The groupings reflected patterns in connectivity within parts of the children's brains, suggesting that machine learning identified differences that partially reflect the underlying biology.

Two of the four identified groups had difficulties with working memory skills and difficulties in processing sounds in words. Difficulties with working memory – the storage and manipulation of information in the short term – have been associated with wrestling with mathematics and with tasks such as following lists. Difficulties in processing the sounds in words, called phonological skills, have been associated with struggling with reading.

Dr. Astle said, "Research in the past that has been selected for children with poor reading ability has shown a close relationship between struggling with reading and problems with word processing in words, but by looking at children with a wide range of problems, we unexpectedly that many children with problems in the processing of words not only have difficulty reading, but also with mathematics.

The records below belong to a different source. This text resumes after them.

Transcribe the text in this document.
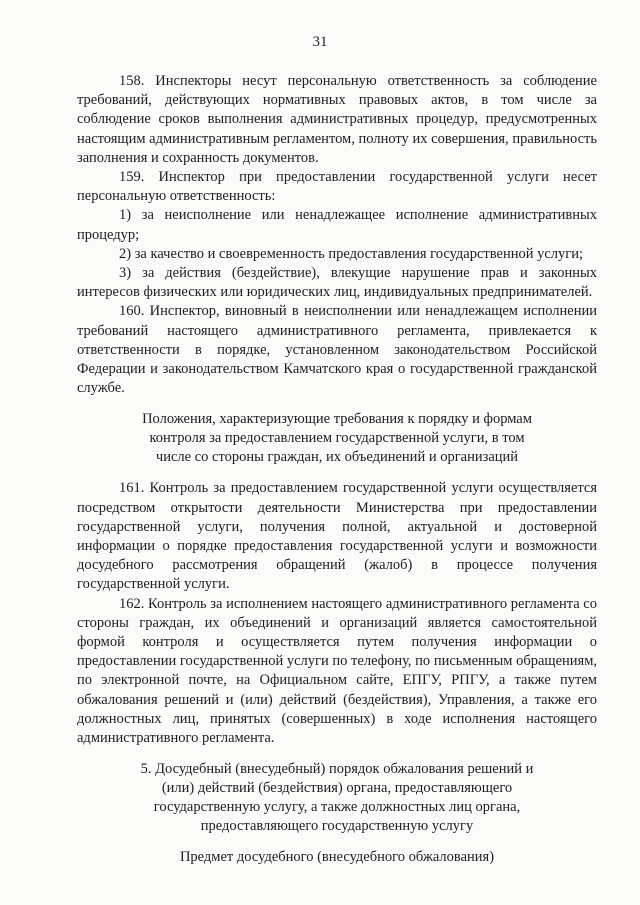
31

158. Инспекторы несут персональную ответственность за соблюдение требований, действующих нормативных правовых актов, в том числе за соблюдение сроков выполнения административных процедур, предусмотренных настоящим административным регламентом, полноту их совершения, правильность заполнения и сохранность документов.

159. Инспектор при предоставлении государственной услуги несет персональную ответственность:

1) за неисполнение или ненадлежащее исполнение административных процедур;

2) за качество и своевременность предоставления государственной услуги;

3) за действия (бездействие), влекущие нарушение прав и законных интересов физических или юридических лиц, индивидуальных предпринимателей.

160. Инспектор, виновный в неисполнении или ненадлежащем исполнении требований настоящего административного регламента, привлекается к ответственности в порядке, установленном законодательством Российской Федерации и законодательством Камчатского края о государственной гражданской службе.

Положения, характеризующие требования к порядку и формам
контроля за предоставлением государственной услуги, в том
числе со стороны граждан, их объединений и организаций

161. Контроль за предоставлением государственной услуги осуществляется посредством открытости деятельности Министерства при предоставлении государственной услуги, получения полной, актуальной и достоверной информации о порядке предоставления государственной услуги и возможности досудебного рассмотрения обращений (жалоб) в процессе получения государственной услуги.

162. Контроль за исполнением настоящего административного регламента со стороны граждан, их объединений и организаций является самостоятельной формой контроля и осуществляется путем получения информации о предоставлении государственной услуги по телефону, по письменным обращениям, по электронной почте, на Официальном сайте, ЕПГУ, РПГУ, а также путем обжалования решений и (или) действий (бездействия), Управления, а также его должностных лиц, принятых (совершенных) в ходе исполнения настоящего административного регламента.

5. Досудебный (внесудебный) порядок обжалования решений и
(или) действий (бездействия) органа, предоставляющего
государственную услугу, а также должностных лиц органа,
предоставляющего государственную услугу
Предмет досудебного (внесудебного обжалования)
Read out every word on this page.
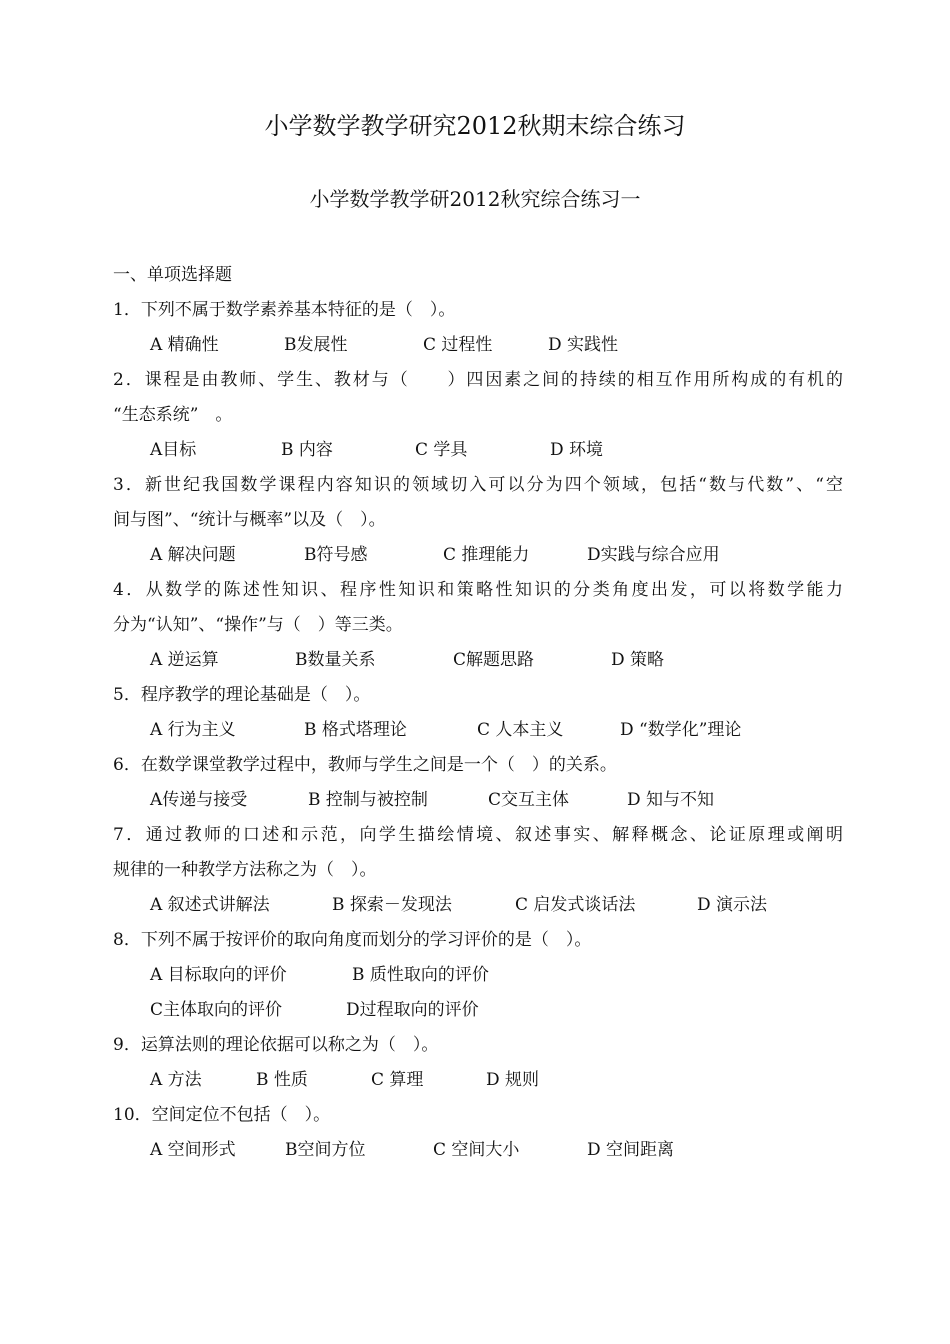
小学数学教学研究2012秋期末综合练习
小学数学教学研2012秋究综合练习一
一、单项选择题
1．下列不属于数学素养基本特征的是（　）。
A 精确性	B发展性	C 过程性	D 实践性
2．课程是由教师、学生、教材与（　　）四因素之间的持续的相互作用所构成的有机的
“生态系统”　。
A目标	B 内容	C 学具	D 环境
3．新世纪我国数学课程内容知识的领域切入可以分为四个领域，包括“数与代数”、“空
间与图”、“统计与概率”以及（　）。
A 解决问题	B符号感	C 推理能力	D实践与综合应用
4．从数学的陈述性知识、程序性知识和策略性知识的分类角度出发，可以将数学能力
分为“认知”、“操作”与（　）等三类。
A 逆运算	B数量关系	C解题思路	D 策略
5．程序教学的理论基础是（　）。
A 行为主义	B 格式塔理论	C 人本主义	D “数学化”理论
6．在数学课堂教学过程中，教师与学生之间是一个（　）的关系。
A传递与接受	B 控制与被控制	C交互主体	D 知与不知
7．通过教师的口述和示范，向学生描绘情境、叙述事实、解释概念、论证原理或阐明
规律的一种教学方法称之为（　）。
A 叙述式讲解法	B 探索－发现法	C 启发式谈话法	D 演示法
8．下列不属于按评价的取向角度而划分的学习评价的是（　）。
A 目标取向的评价	B 质性取向的评价
C主体取向的评价	D过程取向的评价
9．运算法则的理论依据可以称之为（　）。
A 方法	B 性质	C 算理	D 规则
10．空间定位不包括（　）。
A 空间形式	B空间方位	C 空间大小	D 空间距离
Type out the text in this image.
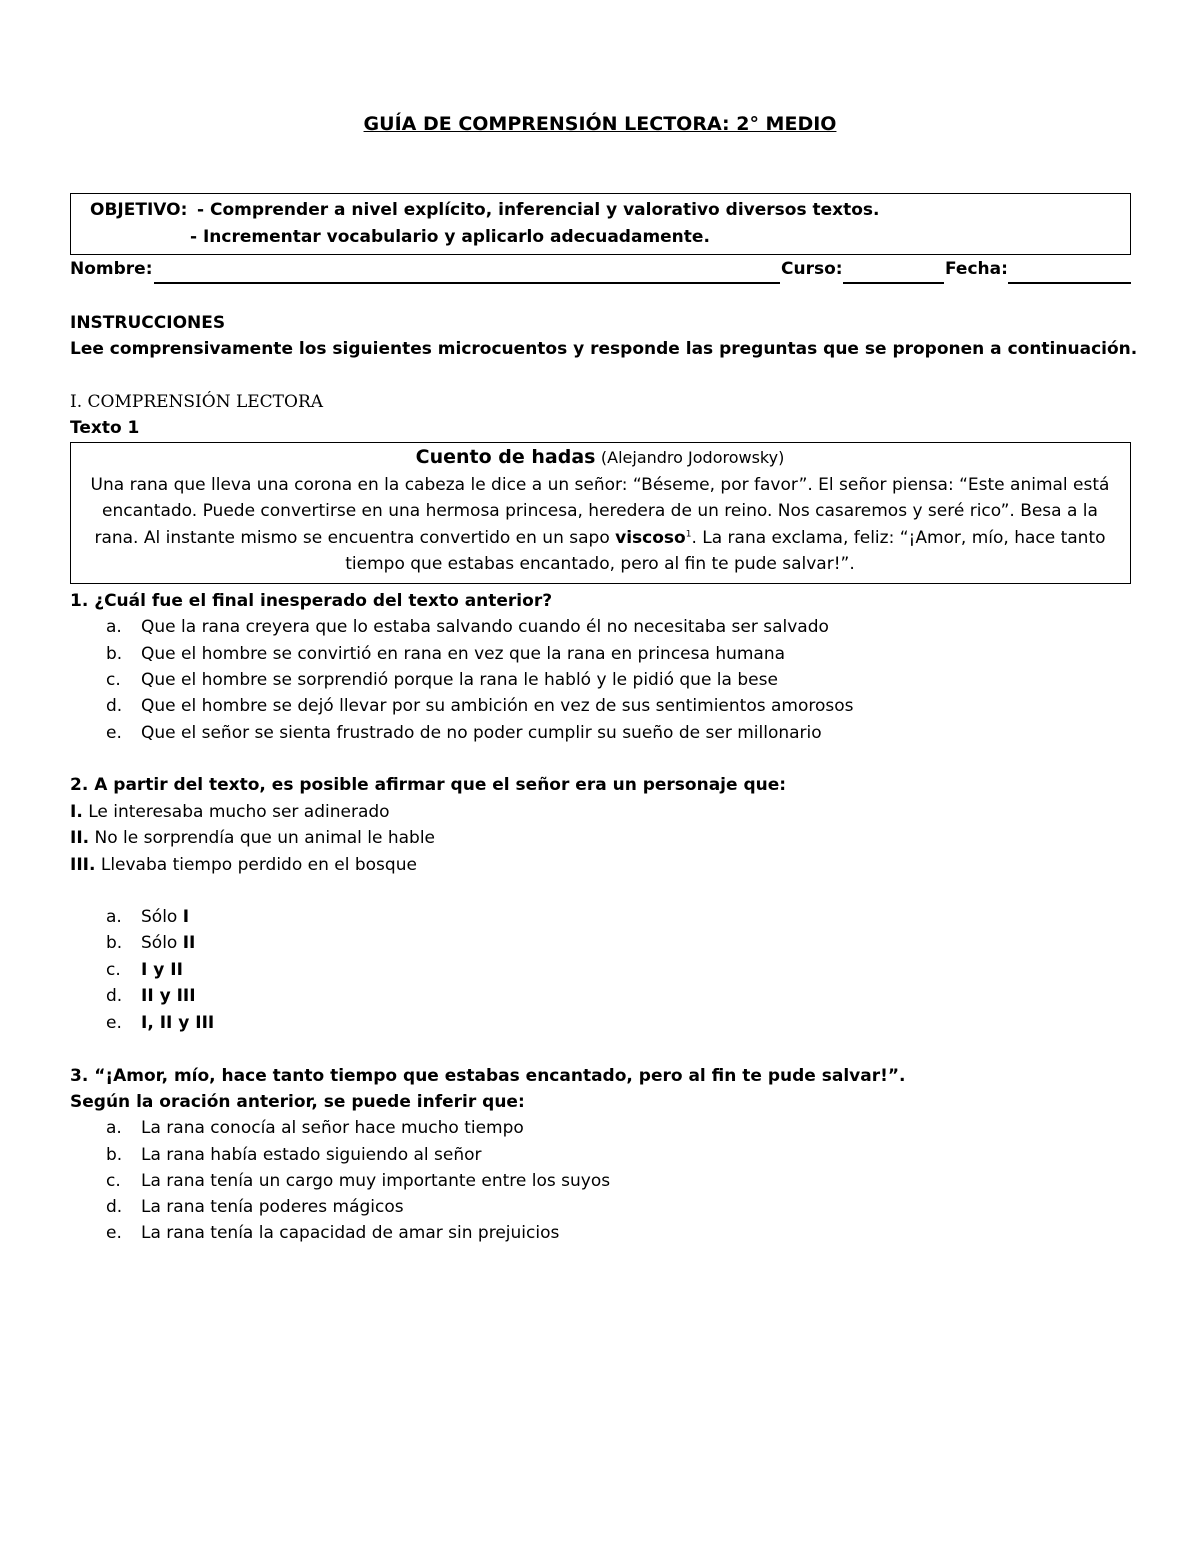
GUÍA DE COMPRENSIÓN LECTORA: 2° MEDIO
OBJETIVO: - Comprender a nivel explícito, inferencial y valorativo diversos textos.
- Incrementar vocabulario y aplicarlo adecuadamente.
Nombre:	Curso:	Fecha:
INSTRUCCIONES
Lee comprensivamente los siguientes microcuentos y responde las preguntas que se proponen a continuación.
I. COMPRENSIÓN LECTORA
Texto 1
Cuento de hadas (Alejandro Jodorowsky)
Una rana que lleva una corona en la cabeza le dice a un señor: “Béseme, por favor”. El señor piensa: “Este animal está
encantado. Puede convertirse en una hermosa princesa, heredera de un reino. Nos casaremos y seré rico”. Besa a la
rana. Al instante mismo se encuentra convertido en un sapo viscoso$^1$. La rana exclama, feliz: “¡Amor, mío, hace tanto
tiempo que estabas encantado, pero al fin te pude salvar!”.
1. ¿Cuál fue el final inesperado del texto anterior?
a.	Que la rana creyera que lo estaba salvando cuando él no necesitaba ser salvado
b.	Que el hombre se convirtió en rana en vez que la rana en princesa humana
c.	Que el hombre se sorprendió porque la rana le habló y le pidió que la bese
d.	Que el hombre se dejó llevar por su ambición en vez de sus sentimientos amorosos
e.	Que el señor se sienta frustrado de no poder cumplir su sueño de ser millonario
2. A partir del texto, es posible afirmar que el señor era un personaje que:
I. Le interesaba mucho ser adinerado
II. No le sorprendía que un animal le hable
III. Llevaba tiempo perdido en el bosque
a.	Sólo I
b.	Sólo II
c.	I y II
d.	II y III
e.	I, II y III
3. “¡Amor, mío, hace tanto tiempo que estabas encantado, pero al fin te pude salvar!”.
Según la oración anterior, se puede inferir que:
a.	La rana conocía al señor hace mucho tiempo
b.	La rana había estado siguiendo al señor
c.	La rana tenía un cargo muy importante entre los suyos
d.	La rana tenía poderes mágicos
e.	La rana tenía la capacidad de amar sin prejuicios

"If researchers study learning disabilities, we need to go beyond the diagnostic label and we hope that this study will help to develop better interventions that are more specifically focused on the individual cognitive problems of children."

Dr Joni Holmes, senior author of the study, said: "Our work suggests that children who find the same subjects difficult, might struggle for very different reasons, which has important implications for selecting suitable interventions."

The other two identified clusters were: children with broad cognitive problems in many areas and children with typical cognitive test results for their age.

The researchers noted that the children in the group with cognitive test results that were typical of their age still had other problems that affected their schooling, such as behavioral problems that were not included in machine learning.